For one of these groups — the 210 parcellation (210P) group — the authors used a semi-automated neuroanatomical approach to determine the boundaries between different cortical areas based on the group-averaged maps. A key criterion to delineate a boundary was that transitions in at least two areal properties (function, architecture, connectivity or topography) should be observed from one area to the next. During this process, two neuroanatomists assessed the candidate borders to exclude artefacts and related the proposed borders to previously defined neuroanatomical regions. Using this approach, the authors generated a parcellation of 180 cortical areas per hemisphere, comprising 83 areas that had previously been defined and 97 newly defined areas. The authors initially validated their parcellation through an analysis using group-averaged data sets from the other group of 210 individuals (the 210 validation (210V) group); statistical testing showed that the areas were indeed different from their neighbours.

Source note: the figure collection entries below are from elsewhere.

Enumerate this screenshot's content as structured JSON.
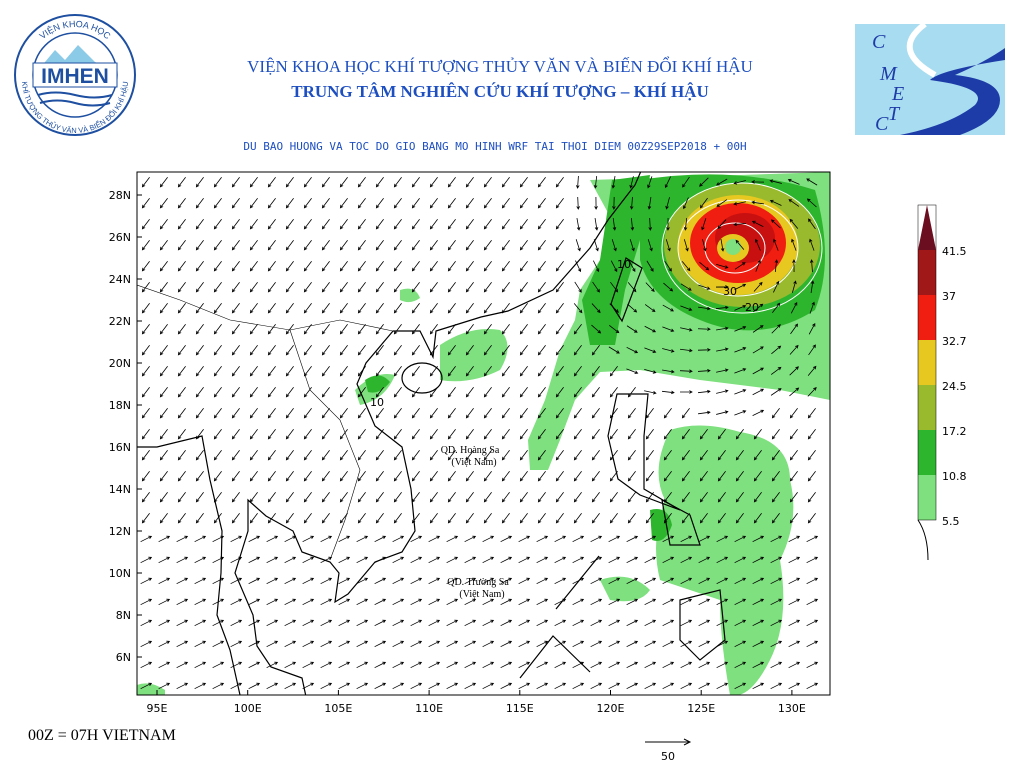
{
  "header": {
    "institute": "VIỆN KHOA HỌC KHÍ TƯỢNG THỦY VĂN VÀ BIẾN ĐỔI KHÍ HẬU",
    "center": "TRUNG TÂM NGHIÊN CỨU KHÍ TƯỢNG – KHÍ HẬU",
    "logo_left": "IMHEN",
    "logo_left_ring_top": "VIỆN KHOA HỌC",
    "logo_left_ring_bottom": "KHÍ TƯỢNG THỦY VĂN VÀ BIẾN ĐỔI KHÍ HẬU",
    "logo_right_letters": [
      "C",
      "M",
      "E",
      "T",
      "C"
    ]
  },
  "map": {
    "subtitle": "DU BAO HUONG VA TOC DO GIO BANG MO HINH WRF TAI THOI DIEM  00Z29SEP2018 + 00H",
    "y_labels": [
      "28N",
      "26N",
      "24N",
      "22N",
      "20N",
      "18N",
      "16N",
      "14N",
      "12N",
      "10N",
      "8N",
      "6N"
    ],
    "x_labels": [
      "95E",
      "100E",
      "105E",
      "110E",
      "115E",
      "120E",
      "125E",
      "130E"
    ],
    "contour_labels": [
      "10",
      "30",
      "20",
      "10"
    ],
    "places": [
      {
        "name": "QD. Hoàng Sa",
        "note": "(Việt Nam)"
      },
      {
        "name": "QD. Trường Sa",
        "note": "(Việt Nam)"
      }
    ]
  },
  "legend": {
    "labels": [
      "41.5",
      "37",
      "32.7",
      "24.5",
      "17.2",
      "10.8",
      "5.5"
    ]
  },
  "footer": {
    "time_note": "00Z = 07H VIETNAM",
    "reference_vector": "50"
  }
}
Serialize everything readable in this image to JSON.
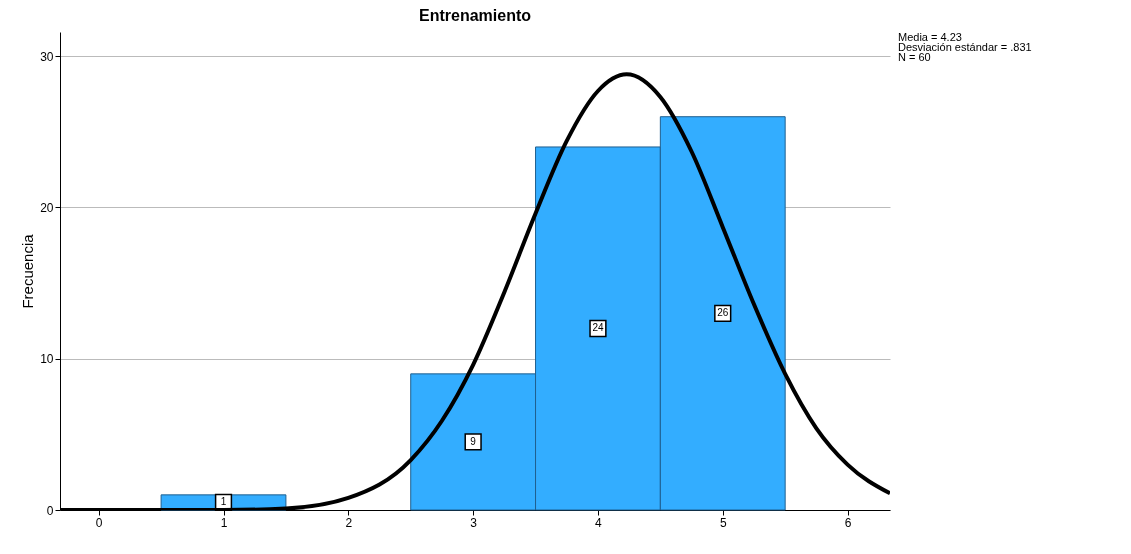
{
  "chart_data": {
    "type": "histogram",
    "title": "Entrenamiento",
    "ylabel": "Frecuencia",
    "bins": [
      0.5,
      1.5,
      2.5,
      3.5,
      4.5,
      5.5
    ],
    "values": [
      1,
      0,
      9,
      24,
      26
    ],
    "color": "#33adff",
    "value_labels": [
      "1",
      null,
      "9",
      "24",
      "26"
    ],
    "series": [
      {
        "type": "line",
        "color": "#000000",
        "x": [
          -0.31,
          0,
          0.5,
          1,
          1.5,
          2,
          2.5,
          2.75,
          3,
          3.25,
          3.5,
          3.75,
          4,
          4.23,
          4.5,
          4.75,
          5,
          5.25,
          5.5,
          5.75,
          6,
          6.34
        ],
        "values": [
          0,
          0,
          0,
          0,
          0.1,
          0.8,
          3.3,
          5.9,
          9.6,
          14.4,
          19.6,
          24.4,
          27.7,
          28.8,
          27.3,
          23.7,
          18.7,
          13.6,
          9.0,
          5.4,
          3.0,
          1.1
        ]
      }
    ],
    "annotations": [
      "Media = 4.23",
      "Desviación estándar = .831",
      "N = 60"
    ],
    "xlim": [
      -0.31,
      6.34
    ],
    "ylim": [
      0,
      31.6
    ],
    "xticks": [
      0,
      1,
      2,
      3,
      4,
      5,
      6
    ],
    "yticks": [
      0,
      10,
      20,
      30
    ],
    "grid": "y"
  }
}
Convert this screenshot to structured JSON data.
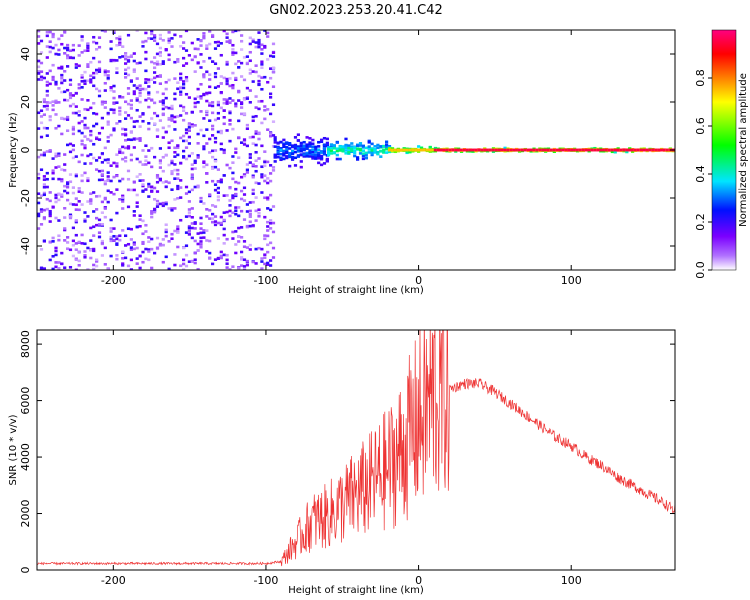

The authors recognized that this semi-automated approach would not be suitable to generate cortical parcellations for individuals. Therefore, they developed an areal classifier, which was based on a machine-learning classifier that had previously been used to determine resting-state functional networks in individuals. They trained the classifier with the individual data sets from the 210P group and from a group of additional 29 people who were not included in the 210P or 210V group, so that it could learn the multi-modal 'areal fingerprint' of each cortical area in the parcellation, and found that it had a 96.6% areal detection rate when it was applied to individual data sets from the 210V group.

According to the authors, this parcellation and the related tools will assist future studies of the human cerebral cortex by providing greater neuroanatomical accuracy.